As 6 ações do varejo mais expostas à revisão do ICMS, segundo o Safra

Relatório do Safra mostra que mudanças na tributação de incentivos fiscais aumentam a exposição de algumas varejistas e reforçam a cautela do mercado

A revisão das regras relacionadas ao ICMS voltou a chamar a atenção dos investidores e colocou parte das ações do varejo sob maior pressão. Um relatório divulgado pelo Safra mostra que as mudanças promovidas pela Lei nº 14.789/2023 alteraram significativamente o tratamento tributário dos incentivos fiscais concedidos pelos estados, aumentando a percepção de risco para empresas que ainda dependem desses benefícios.

Segundo a análise, a mudança ganhou ainda mais relevância após a Receita Federal autuar o Grupo Mateus em cerca de R$ 1,3 bilhão por questionamentos relacionados à exclusão de créditos presumidos de ICMS da base de cálculo do IRPJ e da CSLL referentes aos anos de 2022 e 2023. Apesar disso, o banco ressalta que o caso ainda é isolado dentro da cobertura do setor e não representa, neste momento, um risco sistêmico para todas as companhias.

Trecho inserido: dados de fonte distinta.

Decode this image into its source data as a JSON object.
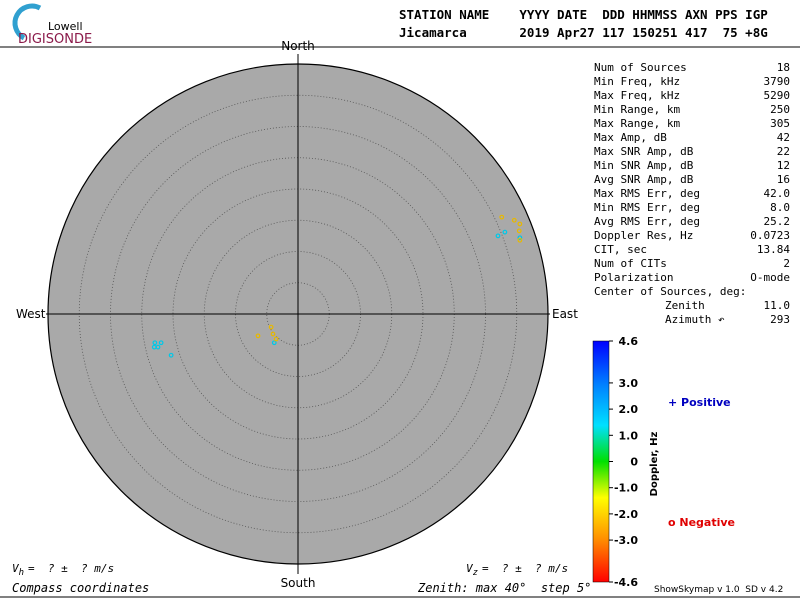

O que mudou nas regras do ICMS?

A Lei nº 14.789/2023 promoveu uma mudança importante na forma como os incentivos fiscais de ICMS são tratados. Antes da alteração, as empresas conseguiam, em boa parte dos casos, excluir esses benefícios da base de cálculo dos tributos federais, desde que cumprissem determinados requisitos legais.

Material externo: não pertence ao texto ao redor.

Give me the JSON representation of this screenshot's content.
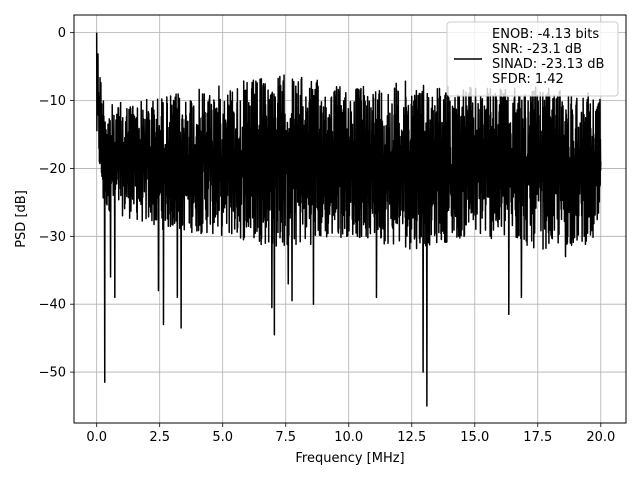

Com a nova legislação, os incentivos estaduais passaram a ser, em regra, considerados receitas tributáveis. Para compensar esse impacto, as empresas precisam cumprir critérios específicos, obter autorização prévia da Receita Federal e comprovar que os incentivos estão vinculados à implantação ou expansão de atividades econômicas. Na prática, o processo ficou mais restritivo e aumentou o potencial de disputas fiscais e autuações.

Quais ações do varejo apresentam maior exposição?

Na avaliação do Safra, seis ações do varejo concentram hoje a maior exposição às mudanças envolvendo o ICMS. São elas: Grupo Mateus (GMAT3), Hypera (HYPE3), Azzas 2154 (AZZA3), Grupo SBF (SBFG3), Vivara (VIVA3) e Magazine Luiza (MGLU3). Essas empresas ainda apresentam participação relevante dos subsídios fiscais em seus resultados, embora parte delas já tenha reduzido esse reconhecimento nos últimos anos.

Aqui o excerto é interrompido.